Кроме того, в «Петербурге» упоминается уездный город Лихов из «Серебряного голубя». Вместе с Мухоединском, Гладовым, Мороветринском и Пупинском он олицетворяет «современную “больную” Россию, которой суждено пройти через духовное преображение»{45}.

Если в «Петербурге» исследуется городское пространство, то «Серебряный голубь» – роман, с одной стороны, о стремлении к «земле, к природе родных полей»{46}, с другой – об угрозе, которые таит это пространство. Несмотря на то что в эпилоге «Петербурга» Аблеухов-младший тоже «расхаживает по полю, по лугам, по лесам» и читает «русского философа» Григория Сковороду, из второй, «берлинской» редакции «Петербурга» Белый убрал почти все реминисценции из «Серебряного голубя».

МОЖНО ЛИ СЧИТАТЬ БЕЛОГО НАСЛЕДНИКОМ ГОГОЛЯ И ДОСТОЕВСКОГО?

Множество мотивов и тем «Петербурга» берут начало в гоголевской прозе: обманчивость города – из «Невского проспекта», безумие Дудкина – среди прочего, в «Записках сумасшедшего». Многочисленные лирические отступления «Петербурга», конечно, навевают мысль о «Мертвых душах».

Белый сам отмечал свою преемственность с Гоголем: «Проза Белого в звуке, образе, цветописи и сюжетных моментах – итог работы над гоголевскою образностью; проза эта возобновляет в XX столетии “школу” Гоголя»{47}. В книге «Мастерство Гоголя» Белый без обиняков включал «Петербург» в анализ: «Ряд фраз из “Шинели” и “Носа” – зародыши, врастающие в фразовую ткань “Петербурга”: у Гоголя по Невскому бродят носы, бакенбарды, усы; у Белого бродят носы “утиные, орлиные, петушиные”; другой пример – типичный “тройной повтор Гоголя”: “странные, весьма странные, чрезвычайно странные свойства”{48}. Развивает Белый и традиции гоголевской ономастики: тот же Аполлон Аполлонович – своего рода двойник Акакия Акакиевича из “Шинели” Гоголя и одновременно “значительного лица”, к которому Акакий Акакиевич идет со своей бедой: «он в аспекте “министра” – значительное лицо; в аспекте обывателя – Акакий Акакиевич»{49}.

Связь с Достоевским в «Петербурге» проработана скорее не на уровне стилистики, а на уровне мотивов и персонажей.
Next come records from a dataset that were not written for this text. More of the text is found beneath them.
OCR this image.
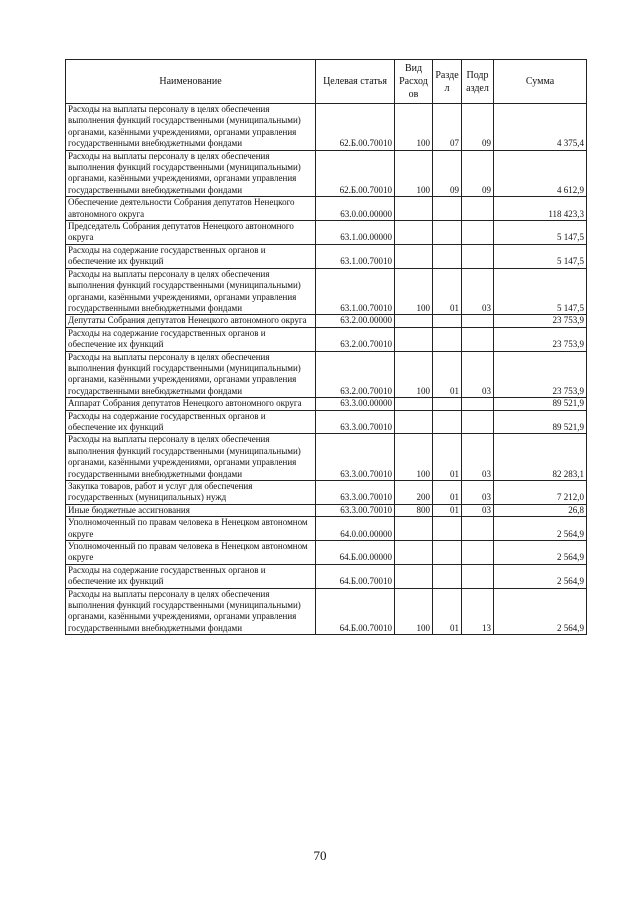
Наименование	Целевая статья	Вид Расход ов	Разде л	Подр аздел	Сумма
Расходы на выплаты персоналу в целях обеспечения выполнения функций государственными (муниципальными) органами, казёнными учреждениями, органами управления государственными внебюджетными фондами	62.Б.00.70010	100	07	09	4 375,4
Расходы на выплаты персоналу в целях обеспечения выполнения функций государственными (муниципальными) органами, казёнными учреждениями, органами управления государственными внебюджетными фондами	62.Б.00.70010	100	09	09	4 612,9
Обеспечение деятельности Собрания депутатов Ненецкого автономного округа	63.0.00.00000				118 423,3
Председатель Собрания депутатов Ненецкого автономного округа	63.1.00.00000				5 147,5
Расходы на содержание государственных органов и обеспечение их функций	63.1.00.70010				5 147,5
Расходы на выплаты персоналу в целях обеспечения выполнения функций государственными (муниципальными) органами, казёнными учреждениями, органами управления государственными внебюджетными фондами	63.1.00.70010	100	01	03	5 147,5
Депутаты Собрания депутатов Ненецкого автономного округа	63.2.00.00000				23 753,9
Расходы на содержание государственных органов и обеспечение их функций	63.2.00.70010				23 753,9
Расходы на выплаты персоналу в целях обеспечения выполнения функций государственными (муниципальными) органами, казёнными учреждениями, органами управления государственными внебюджетными фондами	63.2.00.70010	100	01	03	23 753,9
Аппарат Собрания депутатов Ненецкого автономного округа	63.3.00.00000				89 521,9
Расходы на содержание государственных органов и обеспечение их функций	63.3.00.70010				89 521,9
Расходы на выплаты персоналу в целях обеспечения выполнения функций государственными (муниципальными) органами, казёнными учреждениями, органами управления государственными внебюджетными фондами	63.3.00.70010	100	01	03	82 283,1
Закупка товаров, работ и услуг для обеспечения государственных (муниципальных) нужд	63.3.00.70010	200	01	03	7 212,0
Иные бюджетные ассигнования	63.3.00.70010	800	01	03	26,8
Уполномоченный по правам человека в Ненецком автономном округе	64.0.00.00000				2 564,9
Уполномоченный по правам человека в Ненецком автономном округе	64.Б.00.00000				2 564,9
Расходы на содержание государственных органов и обеспечение их функций	64.Б.00.70010				2 564,9
Расходы на выплаты персоналу в целях обеспечения выполнения функций государственными (муниципальными) органами, казёнными учреждениями, органами управления государственными внебюджетными фондами	64.Б.00.70010	100	01	13	2 564,9
70
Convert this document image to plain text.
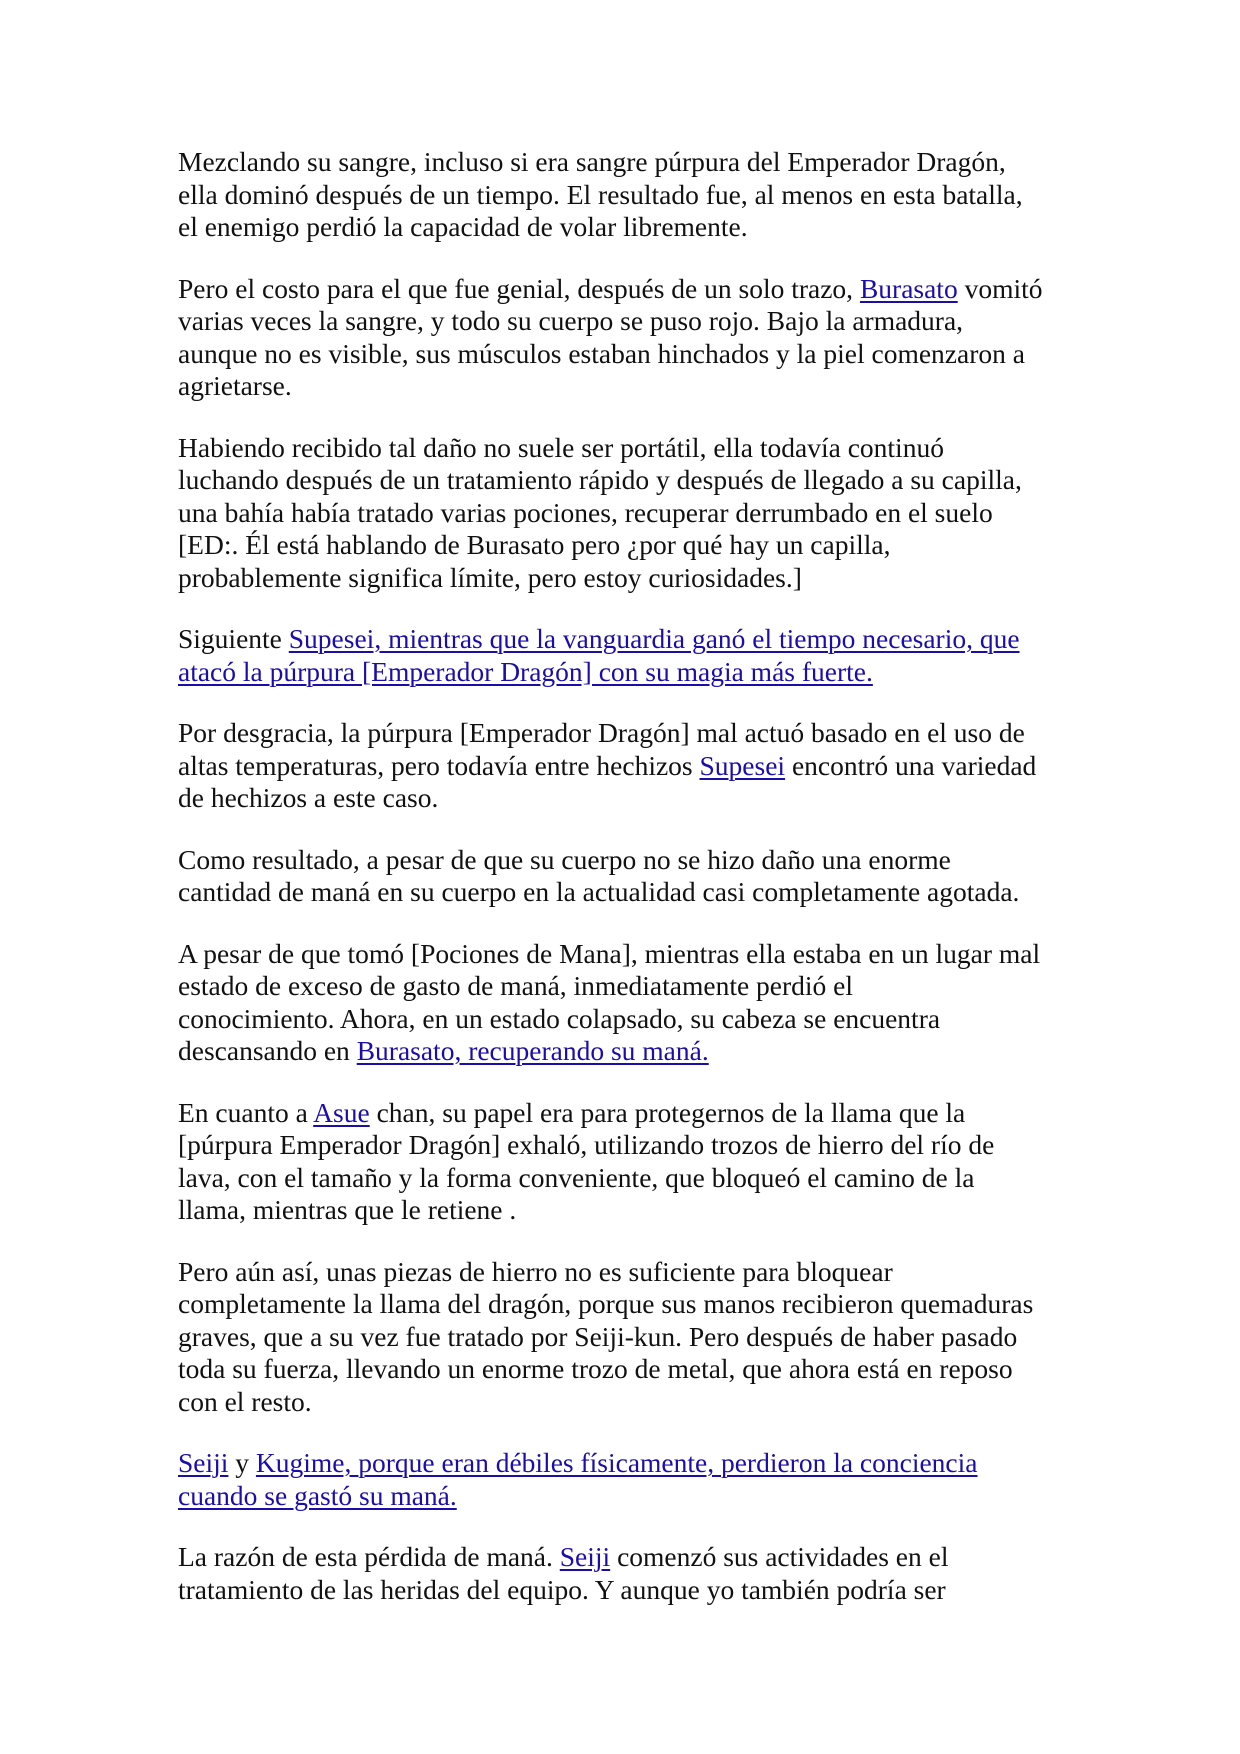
Mezclando su sangre, incluso si era sangre púrpura del Emperador Dragón,
ella dominó después de un tiempo. El resultado fue, al menos en esta batalla,
el enemigo perdió la capacidad de volar libremente.

Pero el costo para el que fue genial, después de un solo trazo, Burasato vomitó
varias veces la sangre, y todo su cuerpo se puso rojo. Bajo la armadura,
aunque no es visible, sus músculos estaban hinchados y la piel comenzaron a
agrietarse.

Habiendo recibido tal daño no suele ser portátil, ella todavía continuó
luchando después de un tratamiento rápido y después de llegado a su capilla,
una bahía había tratado varias pociones, recuperar derrumbado en el suelo
[ED:. Él está hablando de Burasato pero ¿por qué hay un capilla,
probablemente significa límite, pero estoy curiosidades.]

Siguiente Supesei, mientras que la vanguardia ganó el tiempo necesario, que
atacó la púrpura [Emperador Dragón] con su magia más fuerte.

Por desgracia, la púrpura [Emperador Dragón] mal actuó basado en el uso de
altas temperaturas, pero todavía entre hechizos Supesei encontró una variedad
de hechizos a este caso.

Como resultado, a pesar de que su cuerpo no se hizo daño una enorme
cantidad de maná en su cuerpo en la actualidad casi completamente agotada.

A pesar de que tomó [Pociones de Mana], mientras ella estaba en un lugar mal
estado de exceso de gasto de maná, inmediatamente perdió el
conocimiento. Ahora, en un estado colapsado, su cabeza se encuentra
descansando en Burasato, recuperando su maná.

En cuanto a Asue chan, su papel era para protegernos de la llama que la
[púrpura Emperador Dragón] exhaló, utilizando trozos de hierro del río de
lava, con el tamaño y la forma conveniente, que bloqueó el camino de la
llama, mientras que le retiene .

Pero aún así, unas piezas de hierro no es suficiente para bloquear
completamente la llama del dragón, porque sus manos recibieron quemaduras
graves, que a su vez fue tratado por Seiji-kun. Pero después de haber pasado
toda su fuerza, llevando un enorme trozo de metal, que ahora está en reposo
con el resto.

Seiji y Kugime, porque eran débiles físicamente, perdieron la conciencia
cuando se gastó su maná.

La razón de esta pérdida de maná. Seiji comenzó sus actividades en el
tratamiento de las heridas del equipo. Y aunque yo también podría ser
К «Преступлению и наказанию» восходит проблематика убийства ради высшего блага. Важна для «Петербурга» и поэтика скандала, столь продуктивная у Достоевского. Аблеухов-младший похож на Раскольникова и Ставрогина, Дудкин – на Свидригайлова, Раскольникова, Ивана Карамазова и «подпольного человека» (он сам называет себя «деятелем из подполья»). Провокатор Морковин – агент охранки, который велит Николаю Аполлоновичу убить отца, – напоминает одновременно Порфирия Петровича из «Преступления и наказания» и Смердякова из «Братьев Карамазовых» (например, он разыгрывает Николая Аполлоновича, называя себя его братом, сыном Аблеухова-старшего от некой белошвейки; параллель к этому – происхождение Смердякова, незаконного сына Федора Карамазова). Фамилия провокатора Липпанченко, возможно, образована от имен персонажей «Бесов» – Липутина и Толкаченко; к Липутину может восходить и Лихутин{50}.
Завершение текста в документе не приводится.